The recovery journey comes with a lot of ups and downs, and there will be situations that can compromise your sobriety. Staying sober is a lifelong practice that requires constant maintenance and there are certain relapse prevention techniques you can follow to stay on track. It’s important to be aware of the triggers and drug cravings you will inevitably experience so that you can properly manage them. At Clearbrook Treatment Centers, we provide customized addiction treatment in Pennsylvania and we are here to guide you through the recovery journey. We explain the common relapse triggers that occur, especially during the early stages of recovery. It’s crucial that you start off strong when you transition into everyday life outside of treatment.
Being aware of the most frequent relapse triggers is the first step towards long-term sobriety. If you are experiencing any of these, it’s important to apply all that you have learned in treatment in order to prevent relapse.

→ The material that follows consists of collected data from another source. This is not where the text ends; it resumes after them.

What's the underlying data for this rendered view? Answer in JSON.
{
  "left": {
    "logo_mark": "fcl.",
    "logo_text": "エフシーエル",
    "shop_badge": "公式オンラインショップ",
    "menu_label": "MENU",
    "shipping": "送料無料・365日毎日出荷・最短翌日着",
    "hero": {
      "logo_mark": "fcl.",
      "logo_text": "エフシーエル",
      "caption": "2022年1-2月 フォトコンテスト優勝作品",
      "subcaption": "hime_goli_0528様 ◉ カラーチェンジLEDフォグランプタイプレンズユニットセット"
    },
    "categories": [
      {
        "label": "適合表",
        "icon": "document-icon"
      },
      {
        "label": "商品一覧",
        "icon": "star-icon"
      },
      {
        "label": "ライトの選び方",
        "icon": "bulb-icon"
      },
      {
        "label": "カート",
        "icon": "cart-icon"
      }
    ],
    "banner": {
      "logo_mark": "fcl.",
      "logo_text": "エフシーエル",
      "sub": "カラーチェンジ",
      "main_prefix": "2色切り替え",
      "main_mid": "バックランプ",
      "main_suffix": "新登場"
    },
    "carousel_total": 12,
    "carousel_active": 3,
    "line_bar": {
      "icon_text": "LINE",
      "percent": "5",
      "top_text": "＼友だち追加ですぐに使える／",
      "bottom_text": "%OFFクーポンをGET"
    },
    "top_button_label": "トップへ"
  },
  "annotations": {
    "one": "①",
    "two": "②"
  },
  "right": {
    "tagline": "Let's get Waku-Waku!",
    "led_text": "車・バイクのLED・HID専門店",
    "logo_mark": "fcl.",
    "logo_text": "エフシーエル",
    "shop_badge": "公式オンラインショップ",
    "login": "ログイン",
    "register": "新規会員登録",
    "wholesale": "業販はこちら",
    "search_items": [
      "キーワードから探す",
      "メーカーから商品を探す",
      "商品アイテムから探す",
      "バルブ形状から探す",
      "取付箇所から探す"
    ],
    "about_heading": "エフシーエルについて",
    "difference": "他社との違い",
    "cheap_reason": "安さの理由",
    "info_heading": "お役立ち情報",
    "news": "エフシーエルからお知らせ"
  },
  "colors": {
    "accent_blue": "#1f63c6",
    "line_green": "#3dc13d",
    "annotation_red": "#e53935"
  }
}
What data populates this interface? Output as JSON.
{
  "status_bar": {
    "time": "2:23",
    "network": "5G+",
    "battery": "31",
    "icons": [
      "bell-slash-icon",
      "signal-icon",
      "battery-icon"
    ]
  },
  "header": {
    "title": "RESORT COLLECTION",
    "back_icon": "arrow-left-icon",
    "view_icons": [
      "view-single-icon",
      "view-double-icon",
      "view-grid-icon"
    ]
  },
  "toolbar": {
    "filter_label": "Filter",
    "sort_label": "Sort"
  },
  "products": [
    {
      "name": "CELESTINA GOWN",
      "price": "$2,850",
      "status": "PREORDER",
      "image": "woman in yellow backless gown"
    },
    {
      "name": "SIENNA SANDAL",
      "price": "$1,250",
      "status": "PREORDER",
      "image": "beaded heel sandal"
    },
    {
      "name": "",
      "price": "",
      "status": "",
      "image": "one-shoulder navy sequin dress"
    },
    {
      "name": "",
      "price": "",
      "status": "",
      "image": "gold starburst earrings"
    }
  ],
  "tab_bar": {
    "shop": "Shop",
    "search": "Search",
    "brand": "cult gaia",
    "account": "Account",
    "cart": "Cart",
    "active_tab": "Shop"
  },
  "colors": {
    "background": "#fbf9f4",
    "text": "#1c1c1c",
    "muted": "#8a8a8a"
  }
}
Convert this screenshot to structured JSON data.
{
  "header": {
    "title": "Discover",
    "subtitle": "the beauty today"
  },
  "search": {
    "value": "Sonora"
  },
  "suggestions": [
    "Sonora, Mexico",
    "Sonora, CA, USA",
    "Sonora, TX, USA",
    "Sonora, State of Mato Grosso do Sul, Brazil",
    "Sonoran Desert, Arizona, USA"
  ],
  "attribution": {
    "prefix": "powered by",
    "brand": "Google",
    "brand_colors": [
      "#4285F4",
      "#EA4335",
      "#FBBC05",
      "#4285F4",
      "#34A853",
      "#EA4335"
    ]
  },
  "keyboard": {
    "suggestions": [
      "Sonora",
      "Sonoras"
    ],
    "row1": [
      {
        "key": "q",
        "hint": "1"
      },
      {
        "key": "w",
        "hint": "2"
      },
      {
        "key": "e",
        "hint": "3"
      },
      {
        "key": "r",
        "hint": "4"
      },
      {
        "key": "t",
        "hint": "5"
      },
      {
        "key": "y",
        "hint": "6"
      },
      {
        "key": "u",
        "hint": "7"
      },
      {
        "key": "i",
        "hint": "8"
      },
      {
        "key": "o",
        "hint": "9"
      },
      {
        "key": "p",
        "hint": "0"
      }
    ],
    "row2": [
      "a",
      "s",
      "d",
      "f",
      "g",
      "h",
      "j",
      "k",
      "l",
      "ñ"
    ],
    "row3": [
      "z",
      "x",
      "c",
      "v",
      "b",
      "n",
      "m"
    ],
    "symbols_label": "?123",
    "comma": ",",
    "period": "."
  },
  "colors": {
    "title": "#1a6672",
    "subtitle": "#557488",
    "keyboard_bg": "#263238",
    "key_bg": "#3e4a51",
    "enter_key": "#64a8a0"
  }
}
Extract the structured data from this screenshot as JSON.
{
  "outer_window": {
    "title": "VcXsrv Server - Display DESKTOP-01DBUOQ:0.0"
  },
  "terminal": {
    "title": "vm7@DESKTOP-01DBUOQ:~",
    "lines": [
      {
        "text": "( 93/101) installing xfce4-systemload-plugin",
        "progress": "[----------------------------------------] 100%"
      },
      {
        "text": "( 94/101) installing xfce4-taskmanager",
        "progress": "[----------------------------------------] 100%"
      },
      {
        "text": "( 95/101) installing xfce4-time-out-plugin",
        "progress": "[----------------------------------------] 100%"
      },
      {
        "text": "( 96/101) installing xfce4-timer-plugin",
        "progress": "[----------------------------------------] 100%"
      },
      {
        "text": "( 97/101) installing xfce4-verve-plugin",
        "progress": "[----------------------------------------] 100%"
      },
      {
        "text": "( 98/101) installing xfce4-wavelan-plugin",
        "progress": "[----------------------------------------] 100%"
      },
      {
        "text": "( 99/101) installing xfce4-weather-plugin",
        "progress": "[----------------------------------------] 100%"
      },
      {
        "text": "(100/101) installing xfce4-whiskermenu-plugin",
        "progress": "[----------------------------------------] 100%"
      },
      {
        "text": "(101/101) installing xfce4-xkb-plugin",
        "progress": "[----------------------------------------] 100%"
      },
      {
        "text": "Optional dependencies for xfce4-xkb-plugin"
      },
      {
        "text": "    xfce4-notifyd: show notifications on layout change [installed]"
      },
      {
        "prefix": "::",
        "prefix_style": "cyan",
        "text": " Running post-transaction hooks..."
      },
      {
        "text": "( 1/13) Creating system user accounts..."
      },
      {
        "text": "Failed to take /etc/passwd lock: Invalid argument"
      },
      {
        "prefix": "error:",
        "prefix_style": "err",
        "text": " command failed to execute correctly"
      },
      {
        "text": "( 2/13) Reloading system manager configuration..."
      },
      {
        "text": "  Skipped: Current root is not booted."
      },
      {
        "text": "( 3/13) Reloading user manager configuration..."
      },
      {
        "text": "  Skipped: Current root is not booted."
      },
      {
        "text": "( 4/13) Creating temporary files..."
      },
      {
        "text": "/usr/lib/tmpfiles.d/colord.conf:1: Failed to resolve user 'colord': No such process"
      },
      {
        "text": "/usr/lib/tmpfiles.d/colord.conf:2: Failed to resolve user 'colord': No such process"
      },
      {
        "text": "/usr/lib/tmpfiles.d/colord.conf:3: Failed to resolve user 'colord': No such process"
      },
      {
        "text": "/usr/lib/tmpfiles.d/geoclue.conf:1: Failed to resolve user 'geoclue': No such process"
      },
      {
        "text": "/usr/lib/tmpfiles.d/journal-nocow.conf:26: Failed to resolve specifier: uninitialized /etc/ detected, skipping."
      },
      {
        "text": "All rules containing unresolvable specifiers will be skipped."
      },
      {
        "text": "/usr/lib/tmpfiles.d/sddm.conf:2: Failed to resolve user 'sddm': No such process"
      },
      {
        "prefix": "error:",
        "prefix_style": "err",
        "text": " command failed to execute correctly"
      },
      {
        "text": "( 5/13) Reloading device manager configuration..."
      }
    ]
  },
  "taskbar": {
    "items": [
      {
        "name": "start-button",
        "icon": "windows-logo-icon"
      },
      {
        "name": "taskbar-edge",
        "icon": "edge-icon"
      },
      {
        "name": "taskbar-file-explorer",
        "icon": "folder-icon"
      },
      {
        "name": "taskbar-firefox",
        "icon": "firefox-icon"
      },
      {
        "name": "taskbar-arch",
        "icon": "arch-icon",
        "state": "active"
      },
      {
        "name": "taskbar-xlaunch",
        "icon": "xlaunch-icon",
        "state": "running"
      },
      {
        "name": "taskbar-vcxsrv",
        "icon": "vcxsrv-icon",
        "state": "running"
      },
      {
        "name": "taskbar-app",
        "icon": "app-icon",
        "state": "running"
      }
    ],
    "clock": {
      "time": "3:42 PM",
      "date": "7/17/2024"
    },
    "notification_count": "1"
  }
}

- Extra Stress- This is a very common relapse trigger as stress can have profound effects on the mind and body. Many people don’t know how to handle stressful situations, and this can lead to an unfortunate relapse. Increased stress levels can be felt from extra responsibilities at work or your home life being hostile.
- People and Places- There are certain individuals who are negative influences and they will pressure you into using drugs or alcohol again. It’s important that you stay away from these people as they can contribute to a relapse trigger. There are also specific places that may remind you of your past struggles with substance abuse. You may feel that you can handle going back to certain places, however we suggest that you steer clear from them.
- Emotional Triggers- It’s very common to go through a range of emotions as we are all human. However, an individual who has recently recovered from addiction may experience heightened emotions with certain events. These extreme emotions such as sadness or loneliness can lead to a relapse. We suggest that you stay active and busy in addition to confiding in a trusted friend or therapist about any negative emotions you’re facing.